Tess hopped down and hurried to join him at the drawers. “What are we looking for?”
“My dad called it starglass,” Thomas said, still searching. “I always thought he was being fanciful and that he didn’t literally mean it had anything to do with stars, but he also said this glass came from Tunguska. Where the big impact happened.”
Tess’s eyes widened. “So does the Star-spinner,” she told him. “Mr. Cleat said my dad built it, from things he found at the impact site.”
Thomas stared at her. “Your dad?” Then he shook his head. “Of course it’d be your dad. Anyway, my dad had this starglass for years but never knew what to do with it. He just knew it was valuable.” He picked something up hopefully, then tossed it aside with a grimace. “It’s in a wooden box. Dad said it needed to be kept out of the light.”
“Why?” Tess asked.
“No idea,” Thomas answered with a shrug.
“It mightn’t mean anything,” Tess said, raking through the drawer beside Thomas. “It being from Tunguska, I mean.”
“Maybe not,” Thomas agreed. “But it also happens to look a lot like the stuff that fell out of the Star-spinner.”
Tess felt a surge of hope in her chest. Mrs. Thistleton said that dagger was the only thing that could destroy the Star-spinner. We have to try! “Are you sure it’s still here?” There were springs, wires, objects made of metal and plastic in the drawer, but nothing that felt like a wooden box.
“No,” Thomas said. “But I can’t imagine Dad getting rid of it. He barely threw anything away.”
They kept searching for a few moments in silence and then Tess felt it: something smooth and cool, with four corners. “I think I have it,” she whispered.
Thomas hurried to help, and together they prized the box out of his father’s drawer. Tess held it up and flipped open the clasp to reveal a shard of glass sitting on a velvet cushion. As soon as it was free of the dark confines of the box, the fragment of glass began to glow blue. Tess smiled so widely she felt like she’d never be able to stop.
“This is it,” she said, her fingers starting to tremble. She suddenly remembered a note she’d made in her experiments notebook—it seemed like forever ago. “Solid starlight. I knew it.”

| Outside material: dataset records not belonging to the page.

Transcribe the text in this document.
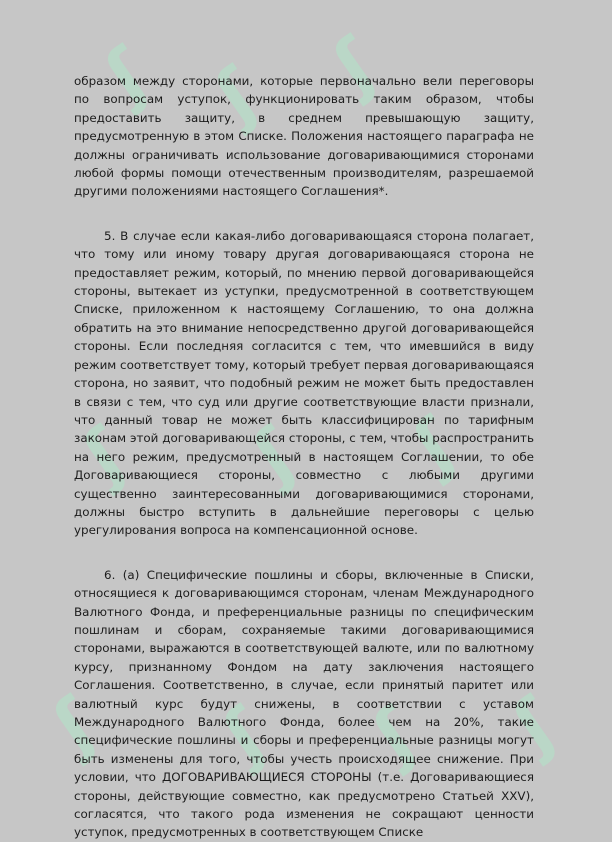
ʃ ʃ ʃ
ʃ ʃ ʃ
ʃ ʃ ʃ ʃ

образом между сторонами, которые первоначально вели переговоры по вопросам уступок, функционировать таким образом, чтобы предоставить защиту, в среднем превышающую защиту, предусмотренную в этом Списке. Положения настоящего параграфа не должны ограничивать использование договаривающимися сторонами любой формы помощи отечественным производителям, разрешаемой другими положениями настоящего Соглашения*.

5. В случае если какая-либо договаривающаяся сторона полагает, что тому или иному товару другая договаривающаяся сторона не предоставляет режим, который, по мнению первой договаривающейся стороны, вытекает из уступки, предусмотренной в соответствующем Списке, приложенном к настоящему Соглашению, то она должна обратить на это внимание непосредственно другой договаривающейся стороны. Если последняя согласится с тем, что имевшийся в виду режим соответствует тому, который требует первая договаривающаяся сторона, но заявит, что подобный режим не может быть предоставлен в связи с тем, что суд или другие соответствующие власти признали, что данный товар не может быть классифицирован по тарифным законам этой договаривающейся стороны, с тем, чтобы распространить на него режим, предусмотренный в настоящем Соглашении, то обе Договаривающиеся стороны, совместно с любыми другими существенно заинтересованными договаривающимися сторонами, должны быстро вступить в дальнейшие переговоры с целью урегулирования вопроса на компенсационной основе.

6. (a) Специфические пошлины и сборы, включенные в Списки, относящиеся к договаривающимся сторонам, членам Международного Валютного Фонда, и преференциальные разницы по специфическим пошлинам и сборам, сохраняемые такими договаривающимися сторонами, выражаются в соответствующей валюте, или по валютному курсу, признанному Фондом на дату заключения настоящего Соглашения. Соответственно, в случае, если принятый паритет или валютный курс будут снижены, в соответствии с уставом Международного Валютного Фонда, более чем на 20%, такие специфические пошлины и сборы и преференциальные разницы могут быть изменены для того, чтобы учесть происходящее снижение. При условии, что ДОГОВАРИВАЮЩИЕСЯ СТОРОНЫ (т.е. Договаривающиеся стороны, действующие совместно, как предусмотрено Статьей XXV), согласятся, что такого рода изменения не сокращают ценности уступок, предусмотренных в соответствующем Списке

“Quick,” Thomas said, his voice tight. “Where’s the Star-spinner?”
Tess fished its halves out of her pocket with her free hand. “But I don’t know how we’re going to get it in,” she said, frowning at the broken mechanism. The void was a perfect circle, but the new piece of starglass was larger than the old one, and irregularly shaped. “Or even if this thing will work, if we can.”
“Of course it will,” Thomas said. He gave Tess an encouraging nod as she brought the Star-spinner right up to the glass—but nothing moved. She tapped the metal gently off the starglass, making it chime.
“Well, that’s experiment one out of the way,” she said, trying to think what to do next.
Then the starglass, which had been glowing a steady blue, began to sparkle at the edges as it softened, vanishing into the darkness. Tess gasped, staring at it. In a matter of seconds, it would be gone.
“Quick!” Thomas said. “Do something!”
“I don’t know what to do!” Tess cried.
Thomas took the halves of the Star-spinner out of Tess’s hand, and in desperation, Tess simply laid the shard of starglass between them as Thomas closed the Star-spinner—and then, after a moment in which nothing happened, the starglass seemed to melt, becoming something that looked a lot like sunlight shimmering on water. In one breath it was there and in the next it had been sucked into the mechanism, where it shone blue and steady once again. Tess allowed herself a cry of triumph.
“Well, blow me down,” Thomas said, shaking his head. “I guess being a genius runs in the family.”
She looked up at him and grinned. “I guess it does,” she replied, and Thomas beamed with joy, looking slightly bashful.
“Now come on,” he said. “Let’s get up to the roof and get this done.”